Il n’a jamais le temps. Voilà pourquoi il est pressé. Respiration cadencée. Rythme dompté. Hop, hop, hop. Portable mode miroir pour vérifier l’éclat de ses dents longues. Musique aux gargarismes saturés. Temps bleu uniforme sur une carrière « Tu me fais confiance, je m’occupe de tout mais pense bien à m’augmenter pour éviter que j’aille voir à côté ». Pas de femme et pas d’enfant. Il manquerait plus que ça. Le sauvage du mammifère, c’est sympa chez les autres. Mais lui n’a pas le temps. Tout au plus une petite poulette bien fraîche sur une plage en été. Ç’est toujours agréable et ça décore la voiture. Mais le à la vie, à la mort, alors là surtout pas. Hop, hop, hop.

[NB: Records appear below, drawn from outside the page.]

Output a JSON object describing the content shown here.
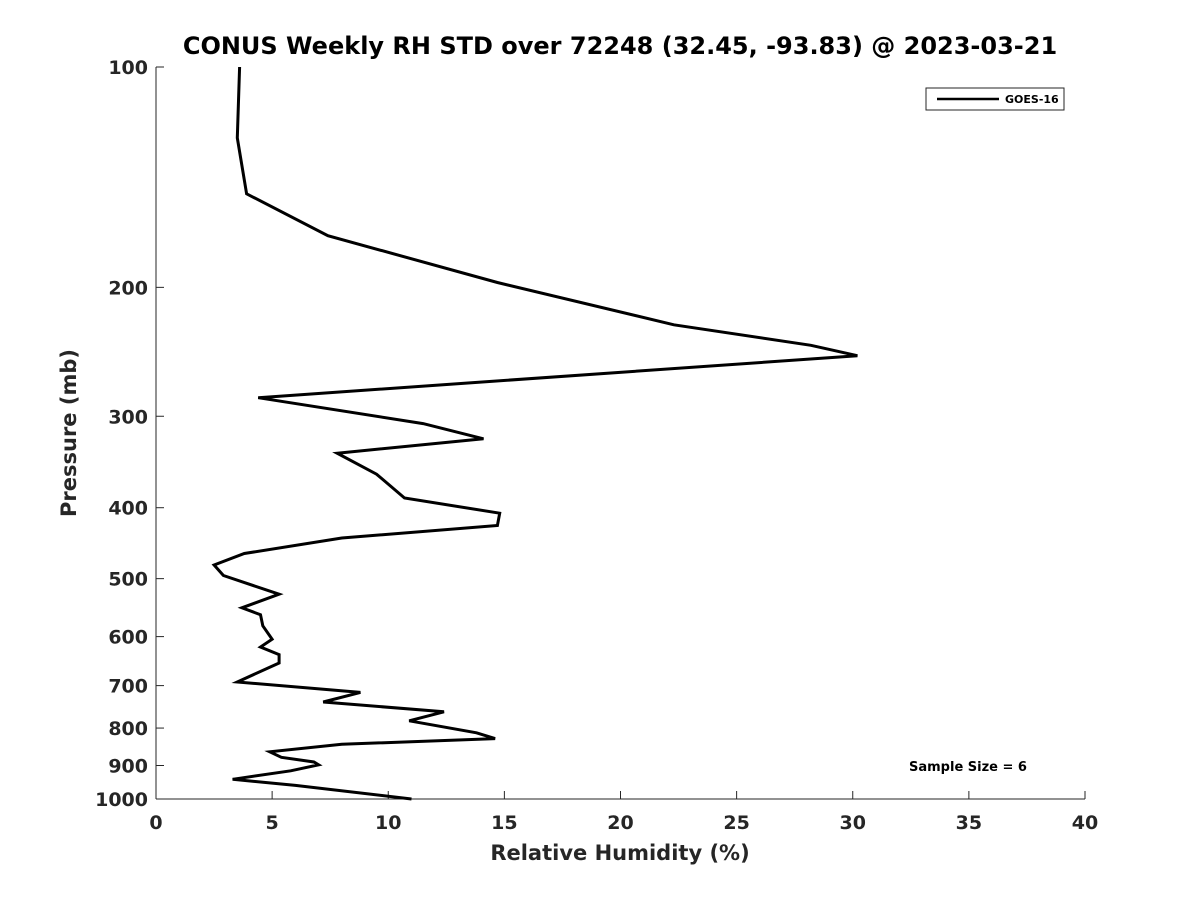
{
  "chart_data": {
    "type": "line",
    "title": "CONUS Weekly RH STD over 72248 (32.45, -93.83) @ 2023-03-21",
    "xlabel": "Relative Humidity (%)",
    "ylabel": "Pressure (mb)",
    "xlim": [
      0,
      40
    ],
    "ylim": [
      100,
      1000
    ],
    "y_scale": "log",
    "y_reversed": true,
    "x_ticks": [
      0,
      5,
      10,
      15,
      20,
      25,
      30,
      35,
      40
    ],
    "y_ticks": [
      100,
      200,
      300,
      400,
      500,
      600,
      700,
      800,
      900,
      1000
    ],
    "grid": false,
    "legend_position": "top-right",
    "annotation": "Sample Size = 6",
    "series": [
      {
        "name": "GOES-16",
        "color": "#000000",
        "x": [
          3.6,
          3.5,
          3.9,
          7.4,
          14.7,
          22.3,
          28.2,
          30.2,
          4.4,
          11.5,
          14.1,
          7.8,
          9.5,
          10.7,
          14.8,
          14.7,
          8.0,
          3.8,
          2.5,
          2.9,
          5.3,
          3.7,
          4.5,
          4.6,
          5.0,
          4.5,
          5.3,
          5.3,
          3.5,
          8.8,
          7.2,
          12.4,
          10.9,
          13.8,
          14.6,
          8.0,
          4.9,
          5.4,
          6.8,
          7.0,
          5.8,
          3.3,
          6.0,
          11.0
        ],
        "y": [
          100,
          125,
          149,
          170,
          197,
          225,
          240,
          248,
          283,
          307,
          322,
          337,
          360,
          388,
          407,
          423,
          440,
          462,
          479,
          495,
          525,
          548,
          560,
          580,
          605,
          620,
          635,
          652,
          692,
          715,
          737,
          760,
          782,
          812,
          827,
          842,
          862,
          877,
          890,
          898,
          915,
          940,
          958,
          1000
        ]
      }
    ]
  }
}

J’ai un compte épargne à remplir et ma villa à payer, la mémoire familiale à honorer, des amis à impressionner, un patron à subjuguer. Hop, hop, hop. Il y a juste ce fichu temps qui creuse le visage version sillons calcaires. Le botox, c’est bien ?

Et puis un soir, sans prévenir, comme un lapin en plein phare, elle est là. Énorme.
La vague. Celle qui emporte tout. Celle qui brise les certitudes. Grand fond abyssal.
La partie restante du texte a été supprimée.